Data Mining for Tweet Sentiment Classification
Summary
The goal of this master thesis is to classify short Twitter messages with respect to their sentiment using data mining techniques. Twitter messages, or tweets, are limited to 140 characters. This limitation makes it more difficult for people to express their sentiment and as a consequence, the classification of the sentiment will be more difficult as well. The sentiment can refer to two different types: emotions and opinions. This research is solely focused on the sentiment of opinions. These opinions can be divided into three classes: positive, neutral and negative. The tweets are then classified with an algorithm to one of those three classes.

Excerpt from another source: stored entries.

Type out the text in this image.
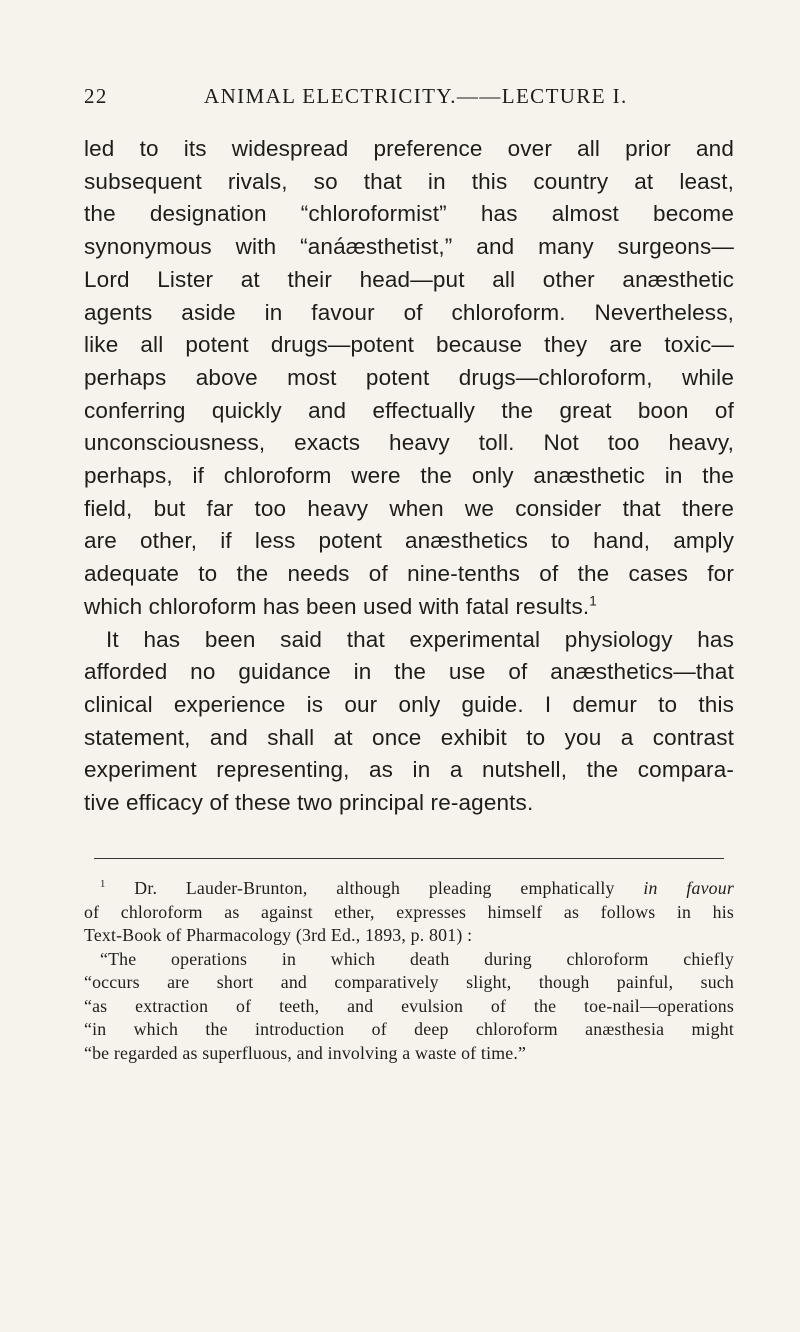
22	ANIMAL ELECTRICITY.——LECTURE I.
led to its widespread preference over all prior and
subsequent rivals, so that in this country at least,
the designation “chloroformist” has almost become
synonymous with “anáæsthetist,” and many surgeons—
Lord Lister at their head—put all other anæsthetic
agents aside in favour of chloroform. Nevertheless,
like all potent drugs—potent because they are toxic—
perhaps above most potent drugs—chloroform, while
conferring quickly and effectually the great boon of
unconsciousness, exacts heavy toll. Not too heavy,
perhaps, if chloroform were the only anæsthetic in the
field, but far too heavy when we consider that there
are other, if less potent anæsthetics to hand, amply
adequate to the needs of nine-tenths of the cases for
which chloroform has been used with fatal results.$^1$
It has been said that experimental physiology has
afforded no guidance in the use of anæsthetics—that
clinical experience is our only guide. I demur to this
statement, and shall at once exhibit to you a contrast
experiment representing, as in a nutshell, the compara-
tive efficacy of these two principal re-agents.
$^1$ Dr. Lauder-Brunton, although pleading emphatically in favour
of chloroform as against ether, expresses himself as follows in his
Text-Book of Pharmacology (3rd Ed., 1893, p. 801) :
“The operations in which death during chloroform chiefly
“occurs are short and comparatively slight, though painful, such
“as extraction of teeth, and evulsion of the toe-nail—operations
“in which the introduction of deep chloroform anæsthesia might
“be regarded as superfluous, and involving a waste of time.”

Known supervised learning algorithms as support vector machines and naive Bayes are used to create a prediction model. Before the prediction model can be created, the data has to be pre-processed from text to a fixed-length feature vector. The features consist of sentiment-words and frequently occurring words that are predictive for the sentiment. The learned model is then applied to a test set to validate the model.
The data that is considered in this research is based on two datasets, one from Sananalytics and a self-built Twitter dataset.
When the models are applied and tested in-sample the results were quite acceptable. However out-of-sample, with cross-validation the results were disappointing. The sparsity in the dataset seems to cause the issue that the features in the training set does not cover the data in the test set well.